米クルーズ船大手が快調、株価に上振れ余地Photo:Anadolu/gettyimages

 クルーズ旅行好きにとって、1年で最も心躍る時期が訪れている。業界にとっても喜ぶべきことは多い。

 クリスマス前後から翌年3月まで続く期間はクルーズ業界で「ウエーブシーズン」と呼ばれ、年間で最も予約が集中する。米クルーズ船各社は割引などの販促キャンペーンに力を入れ、対象になるプランは数百日先ということもある。ロイヤル・カリビアン・グループの子会社セレブリティ・クルーズはマーケティング資料でウエーブシーズンについて、米国で大規模なセールが開催されるイベントや祝日を引き合いに出し、「ブラック・フライデー、サイバー・マンデー、プレジデンツデーを一つにまとめたようなもの」と説明している。

 ただ、今年は様相が異なるかもしれない。

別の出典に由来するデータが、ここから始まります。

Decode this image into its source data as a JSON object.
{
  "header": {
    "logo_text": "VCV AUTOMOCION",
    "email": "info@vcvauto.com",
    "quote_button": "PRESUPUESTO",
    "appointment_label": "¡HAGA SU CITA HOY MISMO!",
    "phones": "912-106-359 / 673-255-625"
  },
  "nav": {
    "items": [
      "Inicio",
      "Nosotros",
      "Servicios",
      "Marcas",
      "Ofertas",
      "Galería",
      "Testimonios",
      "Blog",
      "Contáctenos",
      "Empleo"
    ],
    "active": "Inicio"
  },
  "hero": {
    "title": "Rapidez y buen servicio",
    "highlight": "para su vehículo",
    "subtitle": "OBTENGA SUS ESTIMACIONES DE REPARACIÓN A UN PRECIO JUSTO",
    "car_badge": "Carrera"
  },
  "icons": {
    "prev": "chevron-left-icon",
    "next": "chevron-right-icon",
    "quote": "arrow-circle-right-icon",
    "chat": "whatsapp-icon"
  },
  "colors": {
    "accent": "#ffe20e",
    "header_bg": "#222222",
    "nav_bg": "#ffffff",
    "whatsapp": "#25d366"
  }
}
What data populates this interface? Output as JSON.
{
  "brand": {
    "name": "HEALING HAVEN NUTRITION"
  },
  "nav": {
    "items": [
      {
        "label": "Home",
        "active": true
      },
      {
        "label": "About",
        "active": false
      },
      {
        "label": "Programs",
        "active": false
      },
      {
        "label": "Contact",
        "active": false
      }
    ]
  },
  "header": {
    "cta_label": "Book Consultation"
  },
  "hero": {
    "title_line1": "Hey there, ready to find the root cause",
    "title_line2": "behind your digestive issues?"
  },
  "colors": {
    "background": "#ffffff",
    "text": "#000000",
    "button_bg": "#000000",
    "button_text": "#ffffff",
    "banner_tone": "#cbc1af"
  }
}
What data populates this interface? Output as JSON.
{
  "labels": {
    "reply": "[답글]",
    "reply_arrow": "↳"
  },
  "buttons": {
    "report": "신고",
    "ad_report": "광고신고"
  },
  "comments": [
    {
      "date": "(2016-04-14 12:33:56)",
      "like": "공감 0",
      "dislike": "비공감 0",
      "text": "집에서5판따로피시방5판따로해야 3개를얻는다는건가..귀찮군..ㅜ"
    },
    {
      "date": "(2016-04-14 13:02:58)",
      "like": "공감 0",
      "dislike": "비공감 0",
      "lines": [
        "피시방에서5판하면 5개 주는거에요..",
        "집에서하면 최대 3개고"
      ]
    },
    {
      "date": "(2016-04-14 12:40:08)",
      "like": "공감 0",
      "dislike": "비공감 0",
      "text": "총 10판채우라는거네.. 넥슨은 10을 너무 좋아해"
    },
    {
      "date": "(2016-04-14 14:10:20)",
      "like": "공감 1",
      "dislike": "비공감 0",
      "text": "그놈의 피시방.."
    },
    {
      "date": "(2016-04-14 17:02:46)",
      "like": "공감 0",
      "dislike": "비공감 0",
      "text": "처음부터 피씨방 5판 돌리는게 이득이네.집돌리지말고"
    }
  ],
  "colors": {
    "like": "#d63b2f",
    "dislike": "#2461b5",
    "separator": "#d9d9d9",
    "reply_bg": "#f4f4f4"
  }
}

クルーズ船各社はチケットの事前販売が好調で、大幅な割引を提供する動機が薄れている。その代わりに、各社はドリンクパッケージやメニューのアップグレード、船内Wi-Fi、エクスカーション(寄港地観光ツアー)、2人目の無料招待といったサービスに力を入れる。トゥルーイストのアナリストは今月、2025年のクルーズ予約は従来よりも10~15%ほど速いペースで進んでいるとの推計を示した。一方、全体の客室数は5%程度しか増えていない。

 クルーズは新型コロナウイルス流行を受けた全面的な運航停止を経て、再開にこぎつけた。当初は直前割引が多く、デッキが混雑するということはなかった。ところが、予約から出発までの日数という点で、昨年までに状況は逆方向に振れた。調査会社Mサイエンスの消費者部門担当シニアアナリスト、マイケル・アースタッド氏はそう指摘し、日数が長くなる傾向が続いていると語る。